The study found that for every 10 point increase in diastolic blood pressure reading, the chances of a person having cognitive problems were 7 per cent higher. The results were valid after adjusting for factors such as age, smoking, exercise level, diabetes, and high cholesterol.

The study was undertaken in people who had participated in the Reasons for Geographic And Racial Differences in Stroke (REGARDS) Study. REGARDS was a large-scale population-based study undertaken across the U.S.

Hypertension can damage the arteries’ inner lining, which in turn leads to a chain of events that make the artery walls thick and stiff. It can also cause a build-up inside the vessels, thus making them narrow. The narrowing of the vessels, in turn, reduces the amount of blood that flows into the brain.

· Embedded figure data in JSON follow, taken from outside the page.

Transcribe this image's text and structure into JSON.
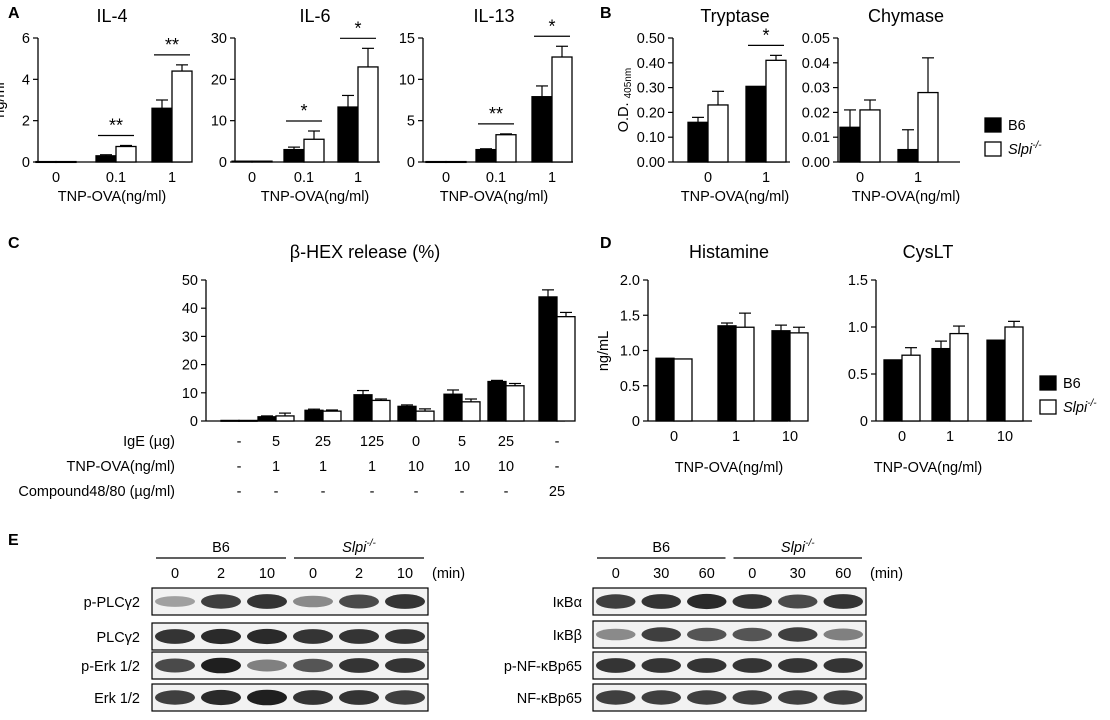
{
  "panel_labels": [
    "A",
    "B",
    "C",
    "D",
    "E"
  ],
  "legend": {
    "entries": [
      {
        "label": "B6",
        "italic": false,
        "fill": "#000000"
      },
      {
        "label": "Slpi",
        "sup": "-/-",
        "italic": true,
        "fill": "#ffffff"
      }
    ]
  },
  "colors": {
    "b6": "#000000",
    "slpi": "#ffffff",
    "stroke": "#000000",
    "blot_band": "#1a1a1a"
  },
  "chart_data": [
    {
      "id": "A-IL-4",
      "panel": "A",
      "type": "bar",
      "title": "IL-4",
      "ylabel": "ng/ml",
      "xlabel": "TNP-OVA(ng/ml)",
      "categories": [
        "0",
        "0.1",
        "1"
      ],
      "ylim": [
        0,
        6
      ],
      "yticks": [
        "0",
        "2",
        "4",
        "6"
      ],
      "series": [
        {
          "name": "B6",
          "values": [
            0.02,
            0.3,
            2.6
          ],
          "errors": [
            0,
            0.05,
            0.4
          ]
        },
        {
          "name": "Slpi-/-",
          "values": [
            0.02,
            0.75,
            4.4
          ],
          "errors": [
            0,
            0.05,
            0.3
          ]
        }
      ],
      "significance": [
        {
          "category": "0.1",
          "mark": "**"
        },
        {
          "category": "1",
          "mark": "**"
        }
      ]
    },
    {
      "id": "A-IL-6",
      "panel": "A",
      "type": "bar",
      "title": "IL-6",
      "ylabel": "",
      "xlabel": "TNP-OVA(ng/ml)",
      "categories": [
        "0",
        "0.1",
        "1"
      ],
      "ylim": [
        0,
        30
      ],
      "yticks": [
        "0",
        "10",
        "20",
        "30"
      ],
      "series": [
        {
          "name": "B6",
          "values": [
            0.2,
            3,
            13.3
          ],
          "errors": [
            0,
            0.6,
            2.8
          ]
        },
        {
          "name": "Slpi-/-",
          "values": [
            0.2,
            5.5,
            23
          ],
          "errors": [
            0,
            2,
            4.5
          ]
        }
      ],
      "significance": [
        {
          "category": "0.1",
          "mark": "*"
        },
        {
          "category": "1",
          "mark": "*"
        }
      ]
    },
    {
      "id": "A-IL-13",
      "panel": "A",
      "type": "bar",
      "title": "IL-13",
      "ylabel": "",
      "xlabel": "TNP-OVA(ng/ml)",
      "categories": [
        "0",
        "0.1",
        "1"
      ],
      "ylim": [
        0,
        15
      ],
      "yticks": [
        "0",
        "5",
        "10",
        "15"
      ],
      "series": [
        {
          "name": "B6",
          "values": [
            0.05,
            1.5,
            7.9
          ],
          "errors": [
            0,
            0.1,
            1.3
          ]
        },
        {
          "name": "Slpi-/-",
          "values": [
            0.05,
            3.3,
            12.7
          ],
          "errors": [
            0,
            0.1,
            1.3
          ]
        }
      ],
      "significance": [
        {
          "category": "0.1",
          "mark": "**"
        },
        {
          "category": "1",
          "mark": "*"
        }
      ]
    },
    {
      "id": "B-Tryptase",
      "panel": "B",
      "type": "bar",
      "title": "Tryptase",
      "ylabel": "O.D.",
      "ylabel_sub": "405nm",
      "xlabel": "TNP-OVA(ng/ml)",
      "categories": [
        "0",
        "1"
      ],
      "ylim": [
        0,
        0.5
      ],
      "yticks": [
        "0.00",
        "0.10",
        "0.20",
        "0.30",
        "0.40",
        "0.50"
      ],
      "series": [
        {
          "name": "B6",
          "values": [
            0.16,
            0.305
          ],
          "errors": [
            0.02,
            0
          ]
        },
        {
          "name": "Slpi-/-",
          "values": [
            0.23,
            0.41
          ],
          "errors": [
            0.055,
            0.02
          ]
        }
      ],
      "significance": [
        {
          "category": "1",
          "mark": "*"
        }
      ]
    },
    {
      "id": "B-Chymase",
      "panel": "B",
      "type": "bar",
      "title": "Chymase",
      "ylabel": "",
      "xlabel": "TNP-OVA(ng/ml)",
      "categories": [
        "0",
        "1"
      ],
      "ylim": [
        0,
        0.05
      ],
      "yticks": [
        "0.00",
        "0.01",
        "0.02",
        "0.03",
        "0.04",
        "0.05"
      ],
      "series": [
        {
          "name": "B6",
          "values": [
            0.014,
            0.005
          ],
          "errors": [
            0.007,
            0.008
          ]
        },
        {
          "name": "Slpi-/-",
          "values": [
            0.021,
            0.028
          ],
          "errors": [
            0.004,
            0.014
          ]
        }
      ],
      "significance": []
    },
    {
      "id": "C-beta-HEX",
      "panel": "C",
      "type": "bar",
      "title": "β-HEX release (%)",
      "ylabel": "",
      "xlabel": "",
      "categories": [
        "1",
        "2",
        "3",
        "4",
        "5",
        "6",
        "7",
        "8"
      ],
      "ylim": [
        0,
        50
      ],
      "yticks": [
        "0",
        "10",
        "20",
        "30",
        "40",
        "50"
      ],
      "series": [
        {
          "name": "B6",
          "values": [
            0.2,
            1.5,
            3.8,
            9.3,
            5.2,
            9.5,
            14,
            44
          ],
          "errors": [
            0,
            0.3,
            0.4,
            1.5,
            0.5,
            1.5,
            0.4,
            2.5
          ]
        },
        {
          "name": "Slpi-/-",
          "values": [
            0.2,
            1.8,
            3.5,
            7.3,
            3.5,
            6.8,
            12.5,
            37
          ],
          "errors": [
            0,
            1,
            0.4,
            0.5,
            0.8,
            1,
            0.8,
            1.5
          ]
        }
      ],
      "table": [
        {
          "label": "IgE (µg)",
          "values": [
            "-",
            "5",
            "25",
            "125",
            "0",
            "5",
            "25",
            "-"
          ]
        },
        {
          "label": "TNP-OVA(ng/ml)",
          "values": [
            "-",
            "1",
            "1",
            "1",
            "10",
            "10",
            "10",
            "-"
          ]
        },
        {
          "label": "Compound48/80 (µg/ml)",
          "values": [
            "-",
            "-",
            "-",
            "-",
            "-",
            "-",
            "-",
            "25"
          ]
        }
      ]
    },
    {
      "id": "D-Histamine",
      "panel": "D",
      "type": "bar",
      "title": "Histamine",
      "ylabel": "ng/mL",
      "xlabel": "TNP-OVA(ng/ml)",
      "categories": [
        "0",
        "1",
        "10"
      ],
      "ylim": [
        0,
        2.0
      ],
      "yticks": [
        "0",
        "0.5",
        "1.0",
        "1.5",
        "2.0"
      ],
      "series": [
        {
          "name": "B6",
          "values": [
            0.89,
            1.35,
            1.28
          ],
          "errors": [
            0,
            0.04,
            0.08
          ]
        },
        {
          "name": "Slpi-/-",
          "values": [
            0.88,
            1.33,
            1.25
          ],
          "errors": [
            0,
            0.2,
            0.08
          ]
        }
      ],
      "significance": []
    },
    {
      "id": "D-CysLT",
      "panel": "D",
      "type": "bar",
      "title": "CysLT",
      "ylabel": "",
      "xlabel": "TNP-OVA(ng/ml)",
      "categories": [
        "0",
        "1",
        "10"
      ],
      "ylim": [
        0,
        1.5
      ],
      "yticks": [
        "0",
        "0.5",
        "1.0",
        "1.5"
      ],
      "series": [
        {
          "name": "B6",
          "values": [
            0.65,
            0.77,
            0.86
          ],
          "errors": [
            0,
            0.08,
            0
          ]
        },
        {
          "name": "Slpi-/-",
          "values": [
            0.7,
            0.93,
            1.0
          ],
          "errors": [
            0.08,
            0.08,
            0.06
          ]
        }
      ],
      "significance": []
    }
  ],
  "blots": [
    {
      "id": "E-left",
      "panel": "E",
      "groups": [
        {
          "name": "B6",
          "italic": false
        },
        {
          "name": "Slpi",
          "sup": "-/-",
          "italic": true
        }
      ],
      "times": [
        "0",
        "2",
        "10",
        "0",
        "2",
        "10"
      ],
      "unit": "(min)",
      "rows": [
        {
          "label": "p-PLCγ2",
          "intensities": [
            0.35,
            0.8,
            0.85,
            0.45,
            0.75,
            0.85
          ]
        },
        {
          "label": "PLCγ2",
          "intensities": [
            0.85,
            0.9,
            0.9,
            0.85,
            0.85,
            0.85
          ]
        },
        {
          "label": "p-Erk 1/2",
          "intensities": [
            0.75,
            0.95,
            0.5,
            0.7,
            0.85,
            0.85
          ]
        },
        {
          "label": "Erk 1/2",
          "intensities": [
            0.8,
            0.9,
            0.95,
            0.85,
            0.85,
            0.8
          ]
        }
      ]
    },
    {
      "id": "E-right",
      "panel": "E",
      "groups": [
        {
          "name": "B6",
          "italic": false
        },
        {
          "name": "Slpi",
          "sup": "-/-",
          "italic": true
        }
      ],
      "times": [
        "0",
        "30",
        "60",
        "0",
        "30",
        "60"
      ],
      "unit": "(min)",
      "rows": [
        {
          "label": "IκBα",
          "intensities": [
            0.8,
            0.85,
            0.9,
            0.85,
            0.75,
            0.85
          ]
        },
        {
          "label": "IκBβ",
          "intensities": [
            0.45,
            0.8,
            0.7,
            0.7,
            0.8,
            0.5
          ]
        },
        {
          "label": "p-NF-κBp65",
          "intensities": [
            0.85,
            0.85,
            0.85,
            0.85,
            0.85,
            0.85
          ]
        },
        {
          "label": "NF-κBp65",
          "intensities": [
            0.8,
            0.8,
            0.8,
            0.8,
            0.8,
            0.8
          ]
        }
      ]
    }
  ]
}
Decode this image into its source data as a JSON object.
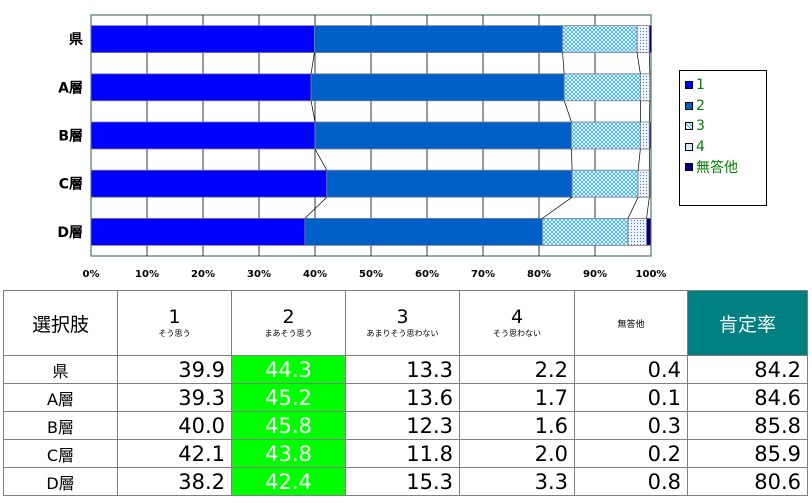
{
  "chart_data": {
    "type": "bar",
    "orientation": "horizontal",
    "stacked": "percent",
    "categories": [
      "県",
      "A層",
      "B層",
      "C層",
      "D層"
    ],
    "series": [
      {
        "name": "1",
        "color": "#0000ff",
        "values": [
          39.9,
          39.3,
          40.0,
          42.1,
          38.2
        ]
      },
      {
        "name": "2",
        "color": "#0060c8",
        "values": [
          44.3,
          45.2,
          45.8,
          43.8,
          42.4
        ]
      },
      {
        "name": "3",
        "color": "#c8ecff",
        "values": [
          13.3,
          13.6,
          12.3,
          11.8,
          15.3
        ]
      },
      {
        "name": "4",
        "color": "#d8e8f8",
        "values": [
          2.2,
          1.7,
          1.6,
          2.0,
          3.3
        ]
      },
      {
        "name": "無答他",
        "color": "#000080",
        "values": [
          0.4,
          0.1,
          0.3,
          0.2,
          0.8
        ]
      }
    ],
    "xticks": [
      "0%",
      "10%",
      "20%",
      "30%",
      "40%",
      "50%",
      "60%",
      "70%",
      "80%",
      "90%",
      "100%"
    ],
    "xlim": [
      0,
      100
    ],
    "grid": true,
    "legend_position": "right"
  },
  "table": {
    "corner": "選択肢",
    "headers": [
      {
        "num": "1",
        "sub": "そう思う"
      },
      {
        "num": "2",
        "sub": "まあそう思う"
      },
      {
        "num": "3",
        "sub": "あまりそう思わない"
      },
      {
        "num": "4",
        "sub": "そう思わない"
      }
    ],
    "muto": "無答他",
    "positive": "肯定率",
    "highlight_color": "#00ff00",
    "rows": [
      {
        "label": "県",
        "values": [
          "39.9",
          "44.3",
          "13.3",
          "2.2",
          "0.4",
          "84.2"
        ]
      },
      {
        "label": "A層",
        "values": [
          "39.3",
          "45.2",
          "13.6",
          "1.7",
          "0.1",
          "84.6"
        ]
      },
      {
        "label": "B層",
        "values": [
          "40.0",
          "45.8",
          "12.3",
          "1.6",
          "0.3",
          "85.8"
        ]
      },
      {
        "label": "C層",
        "values": [
          "42.1",
          "43.8",
          "11.8",
          "2.0",
          "0.2",
          "85.9"
        ]
      },
      {
        "label": "D層",
        "values": [
          "38.2",
          "42.4",
          "15.3",
          "3.3",
          "0.8",
          "80.6"
        ]
      }
    ]
  }
}
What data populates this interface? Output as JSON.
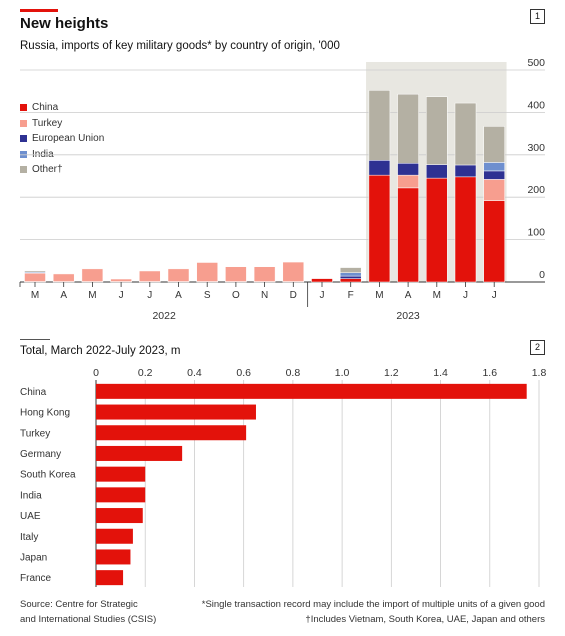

According to a paper published in 2005 in the journal Neurology, about one quart (1.14 litres) of blood flows through the brain every minute under normal conditions. Any reduction in this amount will not allow the brain to work efficiently.

Unlike the heart, the brain receives blood during both systole and diastole. “The brain is very sensitive to lack of oxygen. So any reduction in blood supply will lead to cognitive problems,” said Prof. K. Srinath Reddy, President of the Delhi based Public Health Foundation of India. “While high systolic pressure [the top number of a blood pressure reading] can cause stroke, heart attack, and kidney failure, high diastolic pressure [bottom number of a blood pressure reading] causes subtle damage like cognitive impairment.”

The biggest problem with hypertension is that it is asymptomatic, and many people are just not aware of their problem. According to the author of the paper, Georgios Tsivgoulis of the University of Alabama at Brimingham, cognitive impairment, which can be a precursor to dementia, can be easily prevented.

Prevalence in India

According to Prof. Reddy, the prevalence of high blood pressure in India is 24-30 per cent in urban areas and 12-14 per cent in rural areas. “Many population studies have shown that the awareness [of their status] is only 30 per cent in the urban population,” he said. “Of the 30 per cent [who are aware], only half have their BP adequately controlled.” It is far worse in the case of the rural population. “Awareness is only 10-12 per cent, and only 4-5 per cent of these people have their BP adequately controlled.”

The simplest preventive measure is to reduce the salt intake. Sodium in salt increases the contractility of the blood vessels. Increasing the intake of fruits and vegetables is yet another preventive strategy. “The potassium in fruits and vegetables counteracts the effects of sodium,” said Prof. Reddy.